Image de l'épisode 2 de la saison 1 de The Orville de Seth MacFarlane

Dès l’épisode 2, et bien que l’humour soit l’un des atouts de McFarlane et donc de la série, on est littéralement surpris par l’intrigue qui se met en place et qui est digne des plus grandes œuvres de science-fiction en possédant un message fort, une sorte de morale si on peut dire. Si je ne peux pas en parler sans gâcher tout le plaisir de découverte et donc en risquant de spoiler, sachez toutefois que l’épisode est vraiment génial et apporte d’autres atouts que la simple parodie en surfant sur une vague digne des Gardiens de la Galaxie avec d’un côté de l’humour et de l’action, mais sans le style et la classe des personnages de Marvel.

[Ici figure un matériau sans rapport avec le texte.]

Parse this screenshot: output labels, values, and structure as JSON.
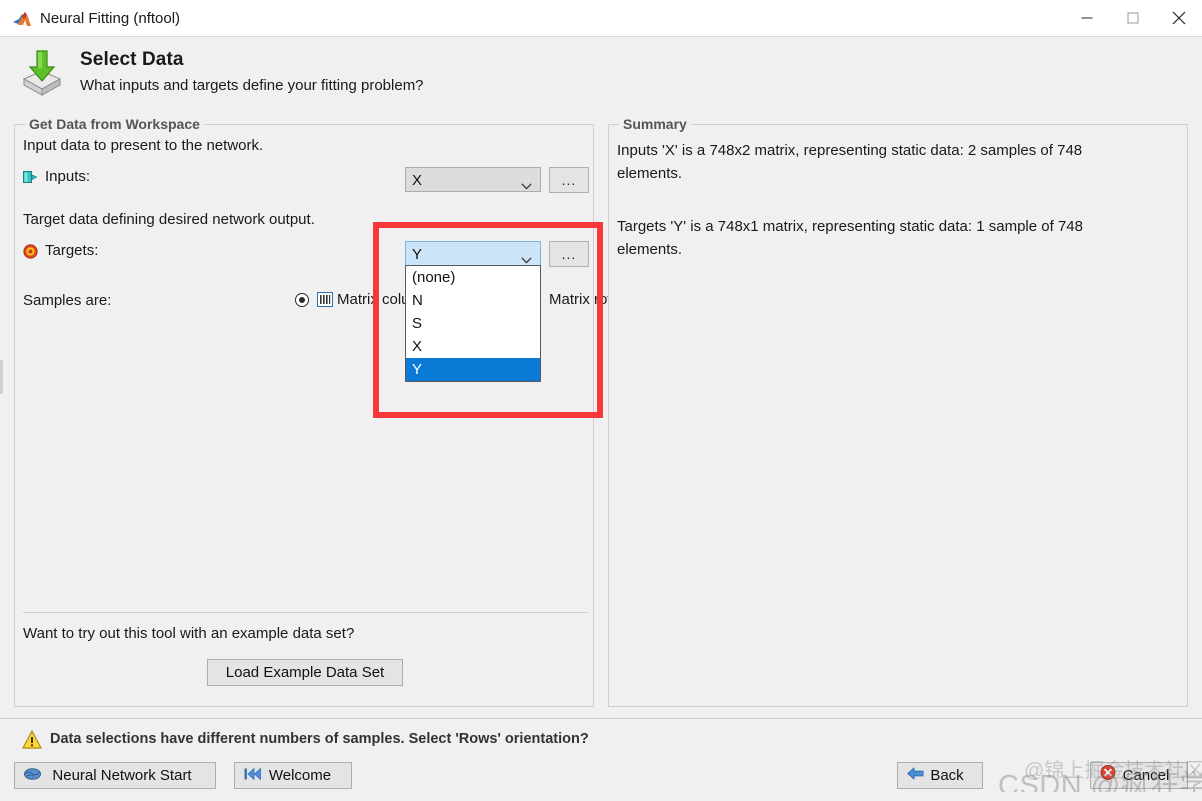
{
  "window": {
    "title": "Neural Fitting (nftool)",
    "logo_icon": "matlab-logo-icon",
    "minimize_icon": "minimize-icon",
    "maximize_icon": "maximize-icon",
    "close_icon": "close-icon"
  },
  "header": {
    "icon": "import-data-icon",
    "title": "Select Data",
    "subtitle": "What inputs and targets define your fitting problem?"
  },
  "left_panel": {
    "group_title": "Get Data from Workspace",
    "inputs": {
      "description": "Input data to present to the network.",
      "label": "Inputs:",
      "icon": "inputs-port-icon",
      "value": "X",
      "browse_label": "...",
      "arrow_icon": "chevron-down-icon"
    },
    "targets": {
      "description": "Target data defining desired network output.",
      "label": "Targets:",
      "icon": "targets-bullseye-icon",
      "value": "Y",
      "browse_label": "...",
      "arrow_icon": "chevron-down-icon",
      "dropdown_open": true,
      "options": [
        "(none)",
        "N",
        "S",
        "X",
        "Y"
      ],
      "selected_option": "Y"
    },
    "samples": {
      "label": "Samples are:",
      "matrix_columns_text": "Matrix columns",
      "matrix_rows_text": "Matrix rows",
      "columns_icon": "matrix-columns-icon",
      "selected": "Matrix columns"
    },
    "example": {
      "question": "Want to try out this tool with an example data set?",
      "button_label": "Load Example Data Set"
    }
  },
  "right_panel": {
    "group_title": "Summary",
    "inputs_summary": "Inputs 'X' is a 748x2 matrix, representing static data: 2 samples of 748 elements.",
    "targets_summary": "Targets 'Y' is a 748x1 matrix, representing static data: 1 sample of 748 elements."
  },
  "annotation": {
    "name": "red-highlight-box",
    "color": "#f7373a"
  },
  "status_bar": {
    "warning_icon": "warning-triangle-icon",
    "warning_text": "Data selections have different numbers of samples. Select 'Rows' orientation?",
    "neural_network_start": {
      "label": "Neural Network Start",
      "icon": "brain-icon"
    },
    "welcome": {
      "label": "Welcome",
      "icon": "rewind-start-icon"
    },
    "back": {
      "label": "Back",
      "icon": "back-arrow-icon"
    },
    "cancel": {
      "label": "Cancel",
      "icon": "cancel-icon"
    }
  },
  "watermark": {
    "main_text": "CSDN @疯狂学习jcls",
    "overlay_text": "@锦上掘金技术社区"
  }
}
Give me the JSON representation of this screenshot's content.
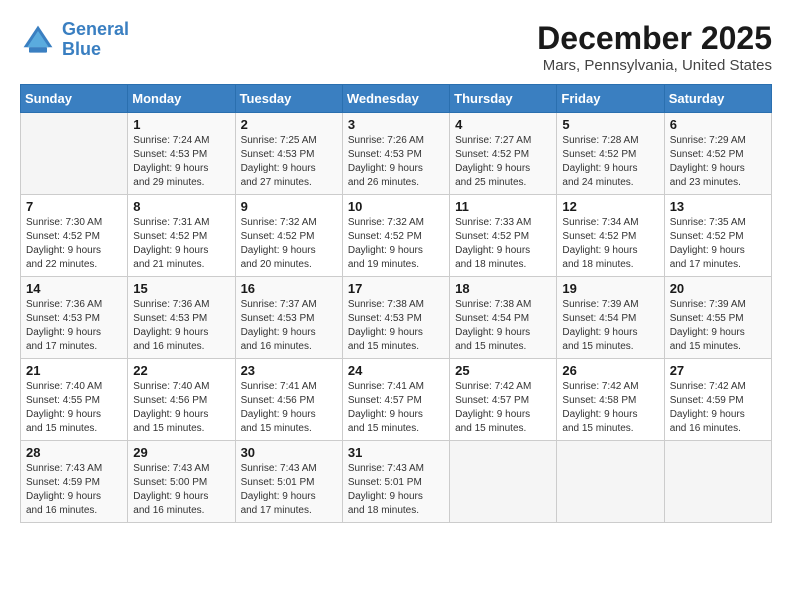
{
  "header": {
    "logo_line1": "General",
    "logo_line2": "Blue",
    "month": "December 2025",
    "location": "Mars, Pennsylvania, United States"
  },
  "days_of_week": [
    "Sunday",
    "Monday",
    "Tuesday",
    "Wednesday",
    "Thursday",
    "Friday",
    "Saturday"
  ],
  "weeks": [
    [
      {
        "day": "",
        "content": ""
      },
      {
        "day": "1",
        "content": "Sunrise: 7:24 AM\nSunset: 4:53 PM\nDaylight: 9 hours\nand 29 minutes."
      },
      {
        "day": "2",
        "content": "Sunrise: 7:25 AM\nSunset: 4:53 PM\nDaylight: 9 hours\nand 27 minutes."
      },
      {
        "day": "3",
        "content": "Sunrise: 7:26 AM\nSunset: 4:53 PM\nDaylight: 9 hours\nand 26 minutes."
      },
      {
        "day": "4",
        "content": "Sunrise: 7:27 AM\nSunset: 4:52 PM\nDaylight: 9 hours\nand 25 minutes."
      },
      {
        "day": "5",
        "content": "Sunrise: 7:28 AM\nSunset: 4:52 PM\nDaylight: 9 hours\nand 24 minutes."
      },
      {
        "day": "6",
        "content": "Sunrise: 7:29 AM\nSunset: 4:52 PM\nDaylight: 9 hours\nand 23 minutes."
      }
    ],
    [
      {
        "day": "7",
        "content": "Sunrise: 7:30 AM\nSunset: 4:52 PM\nDaylight: 9 hours\nand 22 minutes."
      },
      {
        "day": "8",
        "content": "Sunrise: 7:31 AM\nSunset: 4:52 PM\nDaylight: 9 hours\nand 21 minutes."
      },
      {
        "day": "9",
        "content": "Sunrise: 7:32 AM\nSunset: 4:52 PM\nDaylight: 9 hours\nand 20 minutes."
      },
      {
        "day": "10",
        "content": "Sunrise: 7:32 AM\nSunset: 4:52 PM\nDaylight: 9 hours\nand 19 minutes."
      },
      {
        "day": "11",
        "content": "Sunrise: 7:33 AM\nSunset: 4:52 PM\nDaylight: 9 hours\nand 18 minutes."
      },
      {
        "day": "12",
        "content": "Sunrise: 7:34 AM\nSunset: 4:52 PM\nDaylight: 9 hours\nand 18 minutes."
      },
      {
        "day": "13",
        "content": "Sunrise: 7:35 AM\nSunset: 4:52 PM\nDaylight: 9 hours\nand 17 minutes."
      }
    ],
    [
      {
        "day": "14",
        "content": "Sunrise: 7:36 AM\nSunset: 4:53 PM\nDaylight: 9 hours\nand 17 minutes."
      },
      {
        "day": "15",
        "content": "Sunrise: 7:36 AM\nSunset: 4:53 PM\nDaylight: 9 hours\nand 16 minutes."
      },
      {
        "day": "16",
        "content": "Sunrise: 7:37 AM\nSunset: 4:53 PM\nDaylight: 9 hours\nand 16 minutes."
      },
      {
        "day": "17",
        "content": "Sunrise: 7:38 AM\nSunset: 4:53 PM\nDaylight: 9 hours\nand 15 minutes."
      },
      {
        "day": "18",
        "content": "Sunrise: 7:38 AM\nSunset: 4:54 PM\nDaylight: 9 hours\nand 15 minutes."
      },
      {
        "day": "19",
        "content": "Sunrise: 7:39 AM\nSunset: 4:54 PM\nDaylight: 9 hours\nand 15 minutes."
      },
      {
        "day": "20",
        "content": "Sunrise: 7:39 AM\nSunset: 4:55 PM\nDaylight: 9 hours\nand 15 minutes."
      }
    ],
    [
      {
        "day": "21",
        "content": "Sunrise: 7:40 AM\nSunset: 4:55 PM\nDaylight: 9 hours\nand 15 minutes."
      },
      {
        "day": "22",
        "content": "Sunrise: 7:40 AM\nSunset: 4:56 PM\nDaylight: 9 hours\nand 15 minutes."
      },
      {
        "day": "23",
        "content": "Sunrise: 7:41 AM\nSunset: 4:56 PM\nDaylight: 9 hours\nand 15 minutes."
      },
      {
        "day": "24",
        "content": "Sunrise: 7:41 AM\nSunset: 4:57 PM\nDaylight: 9 hours\nand 15 minutes."
      },
      {
        "day": "25",
        "content": "Sunrise: 7:42 AM\nSunset: 4:57 PM\nDaylight: 9 hours\nand 15 minutes."
      },
      {
        "day": "26",
        "content": "Sunrise: 7:42 AM\nSunset: 4:58 PM\nDaylight: 9 hours\nand 15 minutes."
      },
      {
        "day": "27",
        "content": "Sunrise: 7:42 AM\nSunset: 4:59 PM\nDaylight: 9 hours\nand 16 minutes."
      }
    ],
    [
      {
        "day": "28",
        "content": "Sunrise: 7:43 AM\nSunset: 4:59 PM\nDaylight: 9 hours\nand 16 minutes."
      },
      {
        "day": "29",
        "content": "Sunrise: 7:43 AM\nSunset: 5:00 PM\nDaylight: 9 hours\nand 16 minutes."
      },
      {
        "day": "30",
        "content": "Sunrise: 7:43 AM\nSunset: 5:01 PM\nDaylight: 9 hours\nand 17 minutes."
      },
      {
        "day": "31",
        "content": "Sunrise: 7:43 AM\nSunset: 5:01 PM\nDaylight: 9 hours\nand 18 minutes."
      },
      {
        "day": "",
        "content": ""
      },
      {
        "day": "",
        "content": ""
      },
      {
        "day": "",
        "content": ""
      }
    ]
  ]
}
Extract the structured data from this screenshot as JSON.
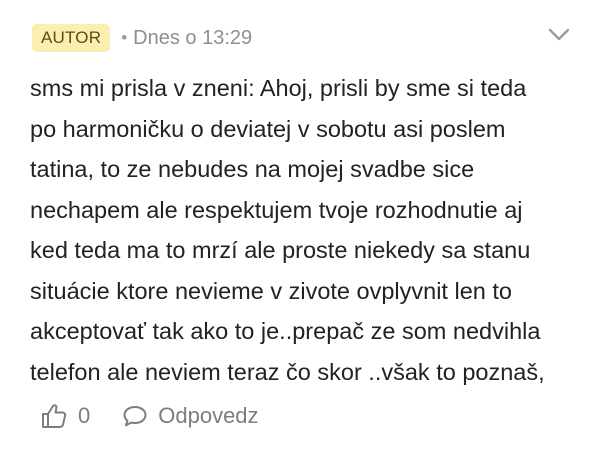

Concernant l’épisode 3, un thème d’actualité est au cœur de l’intrigue. Il concerne la place des femmes dans la société et l’égalité des sexes transposés au monde des Moclan auquel appartient Bortus. Un épisode qui ne contient que cinq minutes d’humour en tout au tout début de l’épisode et qui aborde ensuite sérieusement un thème encore conflictuel de nos jours. Une preuve supplémentaire de la qualité et de la diversité d’une série à ne surtout pas rater.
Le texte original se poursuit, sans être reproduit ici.